{{ Yes, Lucas said. And then the former corporate attorney laid out how this system has enabled him to become one of the most successful and influential insurance executives in Florida.
“You get to cherry-pick the policies,” Lucas said, describing how he has been able to select hundreds of thousands of favorable policies — and the revenue that comes with them — from Florida’s state-run Citizens Property Insurance Corp. “You are underwriting and cherry-picking the best policies,” he added, “leaving kind of the worst ones there [and the responsibility of Florida taxpayers].” }}
I’m pretty sure that the average resident of The Villages sees Hunter Biden as the problem.
Love going to Florida. The people are nice, the sand is unbelievable. The fishing is great. But I do not want to live there. A lot to do and a fun vacation spot.
Florida is the worst, but property insurance wherever there are oceans or significant drainage systems is about to surpass municipal, county, and state employee pensions as insanely dangerously underfunded nightmares.
I certainly don’t want to speak for others, but I’m going to read between the lines and take a wild guess that he thinks Florida is the worst because property insurance wherever there are oceans or significant drainage systems is about to surpass municipal, county, and state employee pensions as insanely dangerously underfunded nightmares.
Florida has lots of low seaside currently high valued homeowner properties (and some other problematic stuff), and I expect all of that to be in various forms of sea rise danger;
Made worse by what is a probable trend of increasing hurricane frequency and power;
Made utterly mega-catastrophic by Florida government, Kowtowing to seaside idiots who can no longer (AMAZEMENT!) get normal private property disaster insurance, by said government kneejerkedly providing what amounts to magical gubbermintal homeowner disaster insurance that is backed by taxpayers who own property…am I becoming repetitive?
So, Florida Real Estate is in bubble dynamics. Those usually mean prices vibrate upwards before finally crashing All the Damn Way Down, ugh.
Over the next five years or so much of close to the Ocean real estate will not be insured in Flordia. The property values will crash. That wave might be the biggest of them. People will suddenly stop moving to Florida. There is a very high risk of this right now.
Yes, and if enough do so that would help. But flooding for various reasons has also gotten worse and will continue to worsen, and so retreat or building hurricance proof buildings on stilts (oooh, now there is an interesting engineering problem) is necessary and even more expensive.

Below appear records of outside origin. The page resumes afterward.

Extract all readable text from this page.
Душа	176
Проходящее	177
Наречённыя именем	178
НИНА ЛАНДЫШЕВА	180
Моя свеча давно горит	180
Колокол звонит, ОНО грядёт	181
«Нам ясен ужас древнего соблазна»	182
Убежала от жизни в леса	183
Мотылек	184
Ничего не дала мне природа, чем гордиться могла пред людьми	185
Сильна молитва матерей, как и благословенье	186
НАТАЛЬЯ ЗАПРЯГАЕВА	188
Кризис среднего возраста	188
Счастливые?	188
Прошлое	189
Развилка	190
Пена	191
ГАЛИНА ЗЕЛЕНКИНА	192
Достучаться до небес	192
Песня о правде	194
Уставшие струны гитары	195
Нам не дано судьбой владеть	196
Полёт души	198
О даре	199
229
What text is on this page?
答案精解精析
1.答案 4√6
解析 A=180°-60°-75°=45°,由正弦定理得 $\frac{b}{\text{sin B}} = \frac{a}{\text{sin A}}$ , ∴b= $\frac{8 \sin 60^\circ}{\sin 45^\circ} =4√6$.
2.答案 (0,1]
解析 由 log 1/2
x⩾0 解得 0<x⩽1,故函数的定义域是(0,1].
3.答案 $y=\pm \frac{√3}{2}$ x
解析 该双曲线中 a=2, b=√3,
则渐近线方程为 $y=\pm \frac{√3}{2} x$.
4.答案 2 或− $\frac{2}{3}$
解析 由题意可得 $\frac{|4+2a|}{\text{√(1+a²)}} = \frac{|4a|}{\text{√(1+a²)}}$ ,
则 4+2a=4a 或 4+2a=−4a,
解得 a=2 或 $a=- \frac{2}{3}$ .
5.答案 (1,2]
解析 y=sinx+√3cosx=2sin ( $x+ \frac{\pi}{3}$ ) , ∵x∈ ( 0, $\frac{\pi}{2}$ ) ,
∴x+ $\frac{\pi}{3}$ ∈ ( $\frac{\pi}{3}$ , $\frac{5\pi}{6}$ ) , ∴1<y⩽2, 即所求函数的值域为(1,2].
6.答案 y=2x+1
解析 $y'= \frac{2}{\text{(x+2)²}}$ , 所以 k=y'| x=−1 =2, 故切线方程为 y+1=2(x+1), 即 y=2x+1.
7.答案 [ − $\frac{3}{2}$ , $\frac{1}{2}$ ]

After rare troubles for decades Long Island Sound adjacent properties are in similar water and storm rise trouble. The response is sane – some governments are pushing and planning and subsidizing retreat or hardening and stilting, but NONE are issuing idiot rescue today’s and screw next decade’s voters fact defiant insurance for endangered properties.
That has nothing to do with anyone visiting Florida. But buying a house there is another thing all together. I was talking about vacationing. With all the things to do in Florida, Disney World, Snorkeling, Fishing, white beaches. It really is a fun place to go, but like I told my Sister. I would never buy a place there.
If you look at the new homes being built in Florida you will notice they all use cinder block construction to meet hurricane building codes. Near the coast the ground floor is for parking and storage. Unfortunately, this also makes for taller homes which changes the character of older neighborhoods.
“Or people will learn to build hurricane resistant buildings.”
It’s funny if you look at the houses they were building in Florida in the 1950’s they were low, concrete block structures. Perfect for hurricanes, except for the surge of the ocean. Then they seemed to forget that. Now they are building homes on Stilts, perfect for the surge of the ocean but not so well for the winds. They did build a community that has done well with hurricanes, but it isn’t on the ocean.
I’m not sure there is a more certain way to destroy your net worth then being an average income person living in Florida over the next 15-30 years. If you’re wealthy and housing costs are a fraction of your income and worth, no worries. If your mortgage is a third or more of your take home pay and you live in Florida, you are virtually assured of taking a huge loss on your residence due to some weather / climate calamity. A loss you may never recover from.